Ибо еще одна весьма примечательная черта российского интеллигента — поразительнейшее самовозвеличение и присвоение себе права судить, что есть добро, а что зло, изображать из себя — бесспорных неудачников жизни, не умеющих ни служить, ни наживать капитал — страдальцев, мучеников, героев. Именно из этого сословия выродились всяческие бомбисты и смутьяны, которым поперек горла государственность, порядок и субординация. Ибо при нормальном, спокойном и поступательном движении общества они — никто и ничто. Им же нужна, по крайней мере, Геростратова слава, какой довольствовались всяческие Каляевы или Спиридоновы. Но ежели подвернется удача — тут мы видим Ульянова и Бронштейна.
Низшие классы, по-моему, я уже достаточно охарактеризовал. В безоружном виде они готовы лобызать в gluteus любого правителя, который появится в их местности с более-менее крупным отрядом и пулеметами. Вооружившись и отведав крови, русский мужик становится опаснее дикого зверя. Сделать из него управляемого солдата намного сложнее, чем бандита-партизана. Догадываюсь, что в 1812 году лишь присутствие рядом с мужиками армейских партизан помогло уберечь Россию от повторения пугачевщины. Поэтому если уж в России начался мятеж, то при подавлении его понятие «жестокость» утрачивает свое отрицательное звучание.
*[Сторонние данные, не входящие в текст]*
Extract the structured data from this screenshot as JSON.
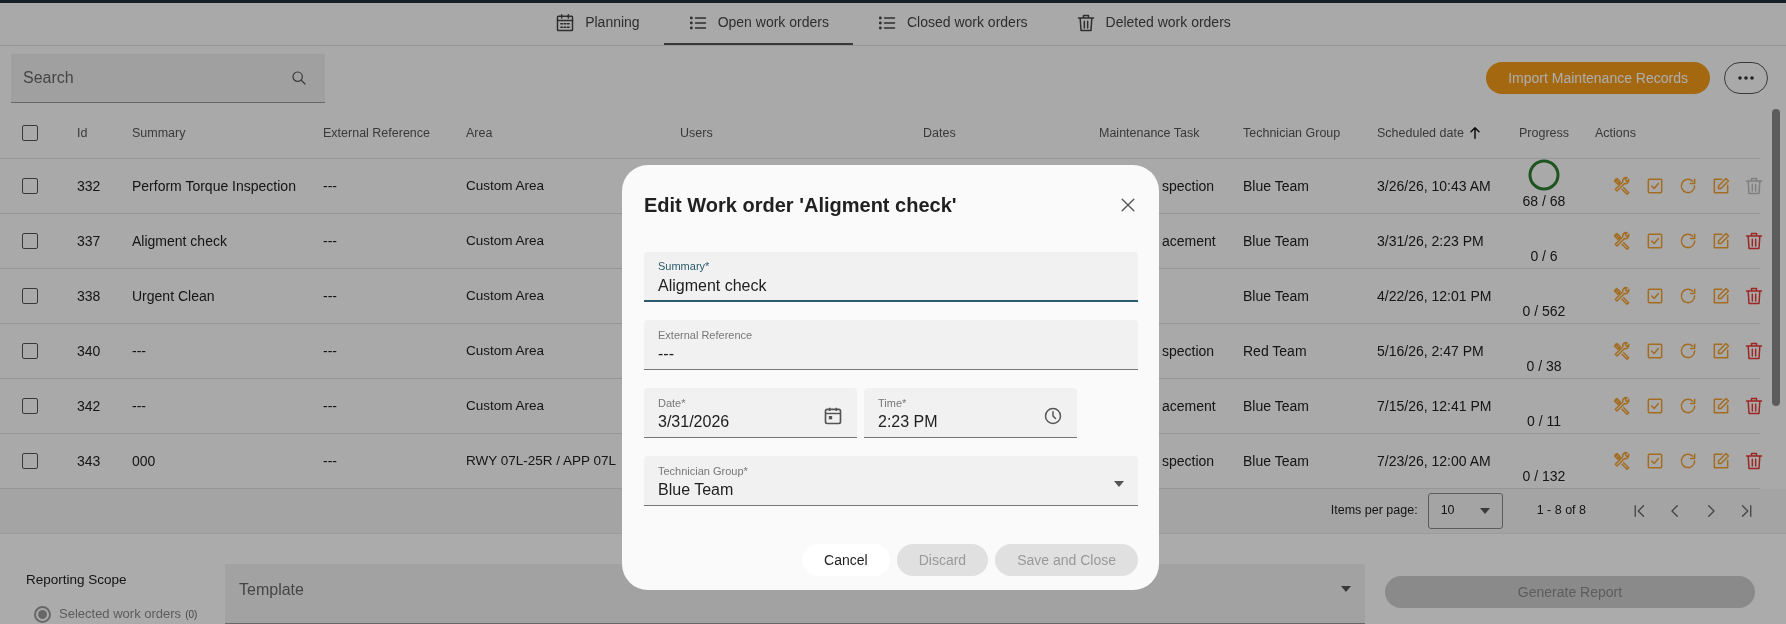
{
  "tabs": [
    {
      "label": "Planning",
      "kind": "calendar",
      "selected": false
    },
    {
      "label": "Open work orders",
      "kind": "list",
      "selected": true
    },
    {
      "label": "Closed work orders",
      "kind": "list",
      "selected": false
    },
    {
      "label": "Deleted work orders",
      "kind": "trash",
      "selected": false
    }
  ],
  "search": {
    "placeholder": "Search"
  },
  "import_button": "Import Maintenance Records",
  "table": {
    "select_all": false,
    "columns": [
      {
        "label": "Id",
        "sorted": false
      },
      {
        "label": "Summary",
        "sorted": false
      },
      {
        "label": "External Reference",
        "sorted": false
      },
      {
        "label": "Area",
        "sorted": false
      },
      {
        "label": "Users",
        "sorted": false
      },
      {
        "label": "Dates",
        "sorted": false
      },
      {
        "label": "Maintenance Task",
        "sorted": false
      },
      {
        "label": "Technician Group",
        "sorted": false
      },
      {
        "label": "Scheduled date",
        "sorted": true
      },
      {
        "label": "Progress",
        "sorted": false
      },
      {
        "label": "Actions",
        "sorted": false
      }
    ],
    "rows": [
      {
        "selected": false,
        "id": "332",
        "summary": "Perform Torque Inspection",
        "external_reference": "---",
        "area": "Custom Area",
        "maintenance_task": "spection",
        "technician_group": "Blue Team",
        "scheduled_date": "3/26/26, 10:43 AM",
        "complete": true,
        "progress": "68 / 68",
        "delete_enabled": false
      },
      {
        "selected": false,
        "id": "337",
        "summary": "Aligment check",
        "external_reference": "---",
        "area": "Custom Area",
        "maintenance_task": "acement",
        "technician_group": "Blue Team",
        "scheduled_date": "3/31/26, 2:23 PM",
        "complete": false,
        "progress": "0 / 6",
        "delete_enabled": true
      },
      {
        "selected": false,
        "id": "338",
        "summary": "Urgent Clean",
        "external_reference": "---",
        "area": "Custom Area",
        "technician_group": "Blue Team",
        "scheduled_date": "4/22/26, 12:01 PM",
        "complete": false,
        "progress": "0 / 562",
        "delete_enabled": true
      },
      {
        "selected": false,
        "id": "340",
        "summary": "---",
        "external_reference": "---",
        "area": "Custom Area",
        "maintenance_task": "spection",
        "technician_group": "Red Team",
        "scheduled_date": "5/16/26, 2:47 PM",
        "complete": false,
        "progress": "0 / 38",
        "delete_enabled": true
      },
      {
        "selected": false,
        "id": "342",
        "summary": "---",
        "external_reference": "---",
        "area": "Custom Area",
        "maintenance_task": "acement",
        "technician_group": "Blue Team",
        "scheduled_date": "7/15/26, 12:41 PM",
        "complete": false,
        "progress": "0 / 11",
        "delete_enabled": true
      },
      {
        "selected": false,
        "id": "343",
        "summary": "000",
        "external_reference": "---",
        "area": "RWY 07L-25R / APP 07L",
        "maintenance_task": "spection",
        "technician_group": "Blue Team",
        "scheduled_date": "7/23/26, 12:00 AM",
        "complete": false,
        "progress": "0 / 132",
        "delete_enabled": true
      }
    ]
  },
  "pagination": {
    "label": "Items per page:",
    "page_size": "10",
    "range": "1 - 8 of 8"
  },
  "reporting": {
    "title": "Reporting Scope",
    "options": [
      {
        "label": "Selected work orders",
        "count": "(0)",
        "selected": true
      }
    ],
    "template": {
      "placeholder": "Template"
    },
    "generate_button": {
      "label": "Generate Report",
      "disabled": true
    }
  },
  "dialog": {
    "title": "Edit Work order 'Aligment check'",
    "fields": [
      {
        "kind": "text",
        "label": "Summary*",
        "value": "Aligment check",
        "focused": true
      },
      {
        "kind": "text",
        "label": "External Reference",
        "value": "---",
        "focused": false
      },
      {
        "kind": "date",
        "label": "Date*",
        "value": "3/31/2026",
        "focused": false
      },
      {
        "kind": "time",
        "label": "Time*",
        "value": "2:23 PM",
        "focused": false
      },
      {
        "kind": "select",
        "label": "Technician Group*",
        "value": "Blue Team",
        "focused": false
      }
    ],
    "buttons": [
      {
        "label": "Cancel",
        "disabled": false
      },
      {
        "label": "Discard",
        "disabled": true
      },
      {
        "label": "Save and Close",
        "disabled": true
      }
    ]
  }
}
И Ермолаев — сам мужик, хоть и городской, отлично это понял.
Заповедь Божья: «Не убий!» в условиях гражданской войны попросту потеряла свое значение. Точнее, сперва нас отучили придерживаться ее на германской, потом как-то само собой мы потеряли жалость к своим. В сущности, нас приучили к мысли, что убийство есть продолжение рода на войне. Ибо если ты не убьешь, то убьют тебя, и на тебе пресечется та ветвь поколений, которая могла бы продолжиться в твоем потомстве. Не знаю, все ли это осознавали, но для меня лично именно это было определяющим при участии в военных действиях. А отнюдь не готовность умереть во имя Отечества. Теперь я понимаю это и не стесняюсь покаяться.
7 сентября 1919 года.
Те люди, что освободили меня из плена, оказались агентами Краевского. По их словам, они спаслись от провала только чудом и, бежав из губернского центра, сумели встретиться с группой повстанцев из отряда Федора. Те провели их на свой «секретный» хутор. Позже контрразведчики узнали о том, что уездный центр удерживают «офицеры», и намеревались было присоединиться к моему отряду, для чего направились в С. Однако добрались они туда лишь к утру 30-го, когда мой отряд уже был расстрелян пулеметами ермолаевцев. Всего их пришло туда пятеро, считая трех федоровцев, изъявивших желание уйти за фронт. Совершенно случайно, прячась на колокольне, откуда просматривался двор бывшей земской управы, они увидели, как меня стаскивают с лошади и ведут в подвал. Замысел освободить меня родился у них мгновенно. Выждав, когда большая часть охраны штаба залегла спать, контрразведчики и федоровцы подобрались к земской управе и легко сняли полусонных часовых.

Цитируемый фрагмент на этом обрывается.